Department of Technologies and Information Systems, Escuela Sup. Informática, Paseo de la Universidad 4, 13071, Ciudad Real, Spain.
Department of Technologies and Information Systems, Escuela Sup. Informática, Paseo de la Universidad 4, 13071, Ciudad Real, Spain.
Comput Methods Programs Biomed. 2020 Jul;191:105415. doi: 10.1016/j.cmpb.2020.105415. Epub 2020 Feb 24.
The amount of information available about millions of different subjects is growing every day. This has led to the birth of new search tools specialized in different domains, because classical information retrieval models have trouble dealing with the special characteristics of some of these domains. Evidence-based Medicine is a case of a complex domain where classical information retrieval models can help search engines retrieve documents by considering the presence or absence of terms, but these must be complemented with other specific strategies which allow retrieving and ranking documents including the best current evidence and methodological quality.
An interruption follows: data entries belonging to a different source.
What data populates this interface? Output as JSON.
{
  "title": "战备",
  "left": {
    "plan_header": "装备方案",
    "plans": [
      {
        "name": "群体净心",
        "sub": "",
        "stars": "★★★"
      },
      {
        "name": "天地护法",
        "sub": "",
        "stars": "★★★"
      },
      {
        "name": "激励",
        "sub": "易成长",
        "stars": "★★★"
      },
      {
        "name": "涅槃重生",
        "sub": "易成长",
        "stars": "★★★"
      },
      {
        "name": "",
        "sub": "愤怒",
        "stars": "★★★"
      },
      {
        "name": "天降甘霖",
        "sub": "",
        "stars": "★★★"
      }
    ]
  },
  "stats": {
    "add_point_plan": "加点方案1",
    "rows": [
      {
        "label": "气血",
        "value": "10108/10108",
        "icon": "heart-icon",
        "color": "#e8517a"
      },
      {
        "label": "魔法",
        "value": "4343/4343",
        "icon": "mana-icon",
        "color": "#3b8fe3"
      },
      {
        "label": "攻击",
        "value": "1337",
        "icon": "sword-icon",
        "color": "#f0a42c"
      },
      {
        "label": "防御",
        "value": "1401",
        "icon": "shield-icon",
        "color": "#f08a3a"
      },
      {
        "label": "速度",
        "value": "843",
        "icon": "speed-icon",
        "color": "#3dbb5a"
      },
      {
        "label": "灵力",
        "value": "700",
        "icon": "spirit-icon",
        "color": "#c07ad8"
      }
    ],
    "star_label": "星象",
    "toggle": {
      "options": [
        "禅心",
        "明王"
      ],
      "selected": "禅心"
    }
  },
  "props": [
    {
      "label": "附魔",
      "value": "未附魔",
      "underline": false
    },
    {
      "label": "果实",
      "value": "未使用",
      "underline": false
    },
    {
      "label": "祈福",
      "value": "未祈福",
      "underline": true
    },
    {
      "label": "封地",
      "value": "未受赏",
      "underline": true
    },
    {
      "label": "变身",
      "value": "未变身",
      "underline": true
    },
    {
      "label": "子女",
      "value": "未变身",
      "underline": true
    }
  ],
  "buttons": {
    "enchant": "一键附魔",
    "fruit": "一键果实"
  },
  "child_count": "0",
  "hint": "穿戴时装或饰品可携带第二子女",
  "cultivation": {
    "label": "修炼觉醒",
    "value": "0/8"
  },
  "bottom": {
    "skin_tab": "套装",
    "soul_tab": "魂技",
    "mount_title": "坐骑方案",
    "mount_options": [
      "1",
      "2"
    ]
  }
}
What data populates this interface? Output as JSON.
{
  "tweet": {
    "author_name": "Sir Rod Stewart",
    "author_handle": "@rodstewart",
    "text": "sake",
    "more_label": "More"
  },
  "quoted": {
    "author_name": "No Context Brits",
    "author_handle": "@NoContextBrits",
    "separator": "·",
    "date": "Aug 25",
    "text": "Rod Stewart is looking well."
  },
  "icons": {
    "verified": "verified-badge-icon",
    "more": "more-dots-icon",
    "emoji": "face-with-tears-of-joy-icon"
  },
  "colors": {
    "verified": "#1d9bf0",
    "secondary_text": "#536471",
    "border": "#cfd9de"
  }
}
The goal is to present a ranking algorithm able to select the best documents for clinicians considering aspects related to the relevance and the quality of said documents.
In order to assess the effectiveness of this proposal, an experimental methodology has been followed by using Medline as a data set and the Cochrane Library as a gold standard.
Applying the evaluation methodology proposed, and after submitting 40 queries on the platform developed, the MAP (Mean Average Precision) obtained was 20.26%.
Successful results have been achieved with the experiments, improving on other studies, but under different and even more complex circumstances.
每天都有大量关于数百万个不同主题的信息可供获取。这导致了专门针对不同领域的新型搜索工具的诞生,因为经典的信息检索模型难以处理这些领域的一些特殊特征。循证医学就是一个复杂领域的案例,经典的信息检索模型可以通过考虑术语的存在与否来帮助搜索引擎检索文档,但这些模型必须辅以其他特定策略,这些策略允许检索和对包括最新最佳证据和方法学质量在内的文档进行排名。
旨在提出一种能够为临床医生选择最佳文档的排名算法,该算法考虑到了文档的相关性和质量等方面。
为了评估该建议的有效性,我们采用了实验方法,使用 Medline 作为数据集,Cochrane 图书馆作为黄金标准。
通过应用所提出的评估方法,并在开发的平台上提交了 40 个查询,获得的 MAP(平均平均精度)为 20.26%。
实验取得了成功的结果,与其他研究相比有所改进,但在不同且更加复杂的情况下仍有提升空间。